Out of the Dark, Into the Heat
It looks like there is not a regular review of the ongoing Star Trek comic book, so I will take a shot at covering it for a while. Hopefully, next month I’ll get it closer to the issue date.
If you are frustrated or distracted by the differences between characters in the comics vs. the corresponding cinematic universe, then IDW’s handling of Star Trek is your antidote. Star Trek: Into Darkness screenwriter Roberto Orci is a plot consultant for the comics and the integration between the film and comics is impressive. The four-issue Countdown to Darkness limited series introduced the John Harrison character who is crucial to the film. It also painted one of the film’s nicest Easter Eggs. When the film referred to using Mudd’s captured transport ship, screen Trek fans thought it was a shout out to Harry Mudd from the Original Series. Comic readers knew it was the new female Mudd’s ship, which we saw captured by the Enterprise recently in Countdown.

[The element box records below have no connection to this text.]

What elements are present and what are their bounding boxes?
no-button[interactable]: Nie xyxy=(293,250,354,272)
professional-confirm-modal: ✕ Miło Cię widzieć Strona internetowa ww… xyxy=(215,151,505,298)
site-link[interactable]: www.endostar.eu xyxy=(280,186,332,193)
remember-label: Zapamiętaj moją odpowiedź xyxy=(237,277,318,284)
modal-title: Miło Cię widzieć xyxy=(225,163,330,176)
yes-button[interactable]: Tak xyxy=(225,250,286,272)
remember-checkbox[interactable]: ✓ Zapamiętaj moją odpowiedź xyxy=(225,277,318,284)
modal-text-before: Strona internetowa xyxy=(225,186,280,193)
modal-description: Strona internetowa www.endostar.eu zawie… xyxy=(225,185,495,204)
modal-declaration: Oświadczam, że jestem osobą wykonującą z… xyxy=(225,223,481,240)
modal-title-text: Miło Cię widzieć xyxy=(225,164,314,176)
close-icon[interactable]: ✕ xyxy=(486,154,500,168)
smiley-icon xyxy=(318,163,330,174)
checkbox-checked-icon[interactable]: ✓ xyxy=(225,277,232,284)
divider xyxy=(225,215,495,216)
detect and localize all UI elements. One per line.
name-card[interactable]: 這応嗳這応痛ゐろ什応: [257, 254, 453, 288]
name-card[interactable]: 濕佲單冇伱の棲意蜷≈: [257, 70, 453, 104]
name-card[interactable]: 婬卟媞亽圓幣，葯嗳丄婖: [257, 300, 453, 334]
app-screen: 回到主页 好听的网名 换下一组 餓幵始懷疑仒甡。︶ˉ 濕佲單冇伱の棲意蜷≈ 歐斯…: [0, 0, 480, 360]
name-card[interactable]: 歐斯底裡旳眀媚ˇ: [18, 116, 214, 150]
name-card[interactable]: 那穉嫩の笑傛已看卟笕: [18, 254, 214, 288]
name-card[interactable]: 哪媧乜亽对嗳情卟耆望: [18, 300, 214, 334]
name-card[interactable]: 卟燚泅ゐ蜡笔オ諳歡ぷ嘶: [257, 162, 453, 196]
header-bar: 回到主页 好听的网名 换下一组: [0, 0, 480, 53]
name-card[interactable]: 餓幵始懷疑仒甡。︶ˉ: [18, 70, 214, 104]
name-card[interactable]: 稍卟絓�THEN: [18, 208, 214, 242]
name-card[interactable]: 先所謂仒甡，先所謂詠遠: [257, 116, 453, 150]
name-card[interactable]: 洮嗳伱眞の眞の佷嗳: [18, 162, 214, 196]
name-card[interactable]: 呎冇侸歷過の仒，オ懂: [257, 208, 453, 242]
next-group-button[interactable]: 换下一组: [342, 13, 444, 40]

Star Trek 21 is entitled “After Darkness” to cue comic reading Trekkers to jump on if they enjoyed the film. The tight integration continues in more than the title. Immediately we learn that the Robert April/Klingons plot from Countdown is directly related to the rogue Admiral Marcus plot of the film. Carole Marcus joins the comic team after debuting in the film and the theme of Spock’s emotional turmoil picks right up too.
Spock’s turmoil goes in a new but familiar direction. We’ve been through Pon Farr with him twice on screen, but this take is fresh due to the new context. This time, he has a girlfriend when we learn he also has a betrothed on New Vulcan. It’s one of the best “Say what?” character moments I’ve seen in a long time. The emotional consequences of that and the plot consequences of the mysterious emergence of Section 31 have me very interested to see the next issue.
Artwise, Erfan Fajar has some very nice space and planetscape panels. But the challenge with inheriting licensed characters from the screen is that readers have such exact ideas of what those characters look like. Periodically through the book, some characters resolve into more generic comic book faces, particularly Kirk and Chekov. At other times, the likenesses are captured very well. This fade in and out of seeming like “the real Star Fleet officers we know and love” is distracting in places, but never enough to take a reader totally out of the plot, which Mike Johnsonpaces quickly enough to pull you back in.
I had read Countdown to Darkness on a whim, because I was anxious for the film and took a quick fix while I waited. I jumped onto the on-going title here more purposely, hoping they would carry some of the film momentum and vibe forward on a monthly basis. Mission accomplished in this issue. I’m hoping they can make it a successful multi-year mission going forward.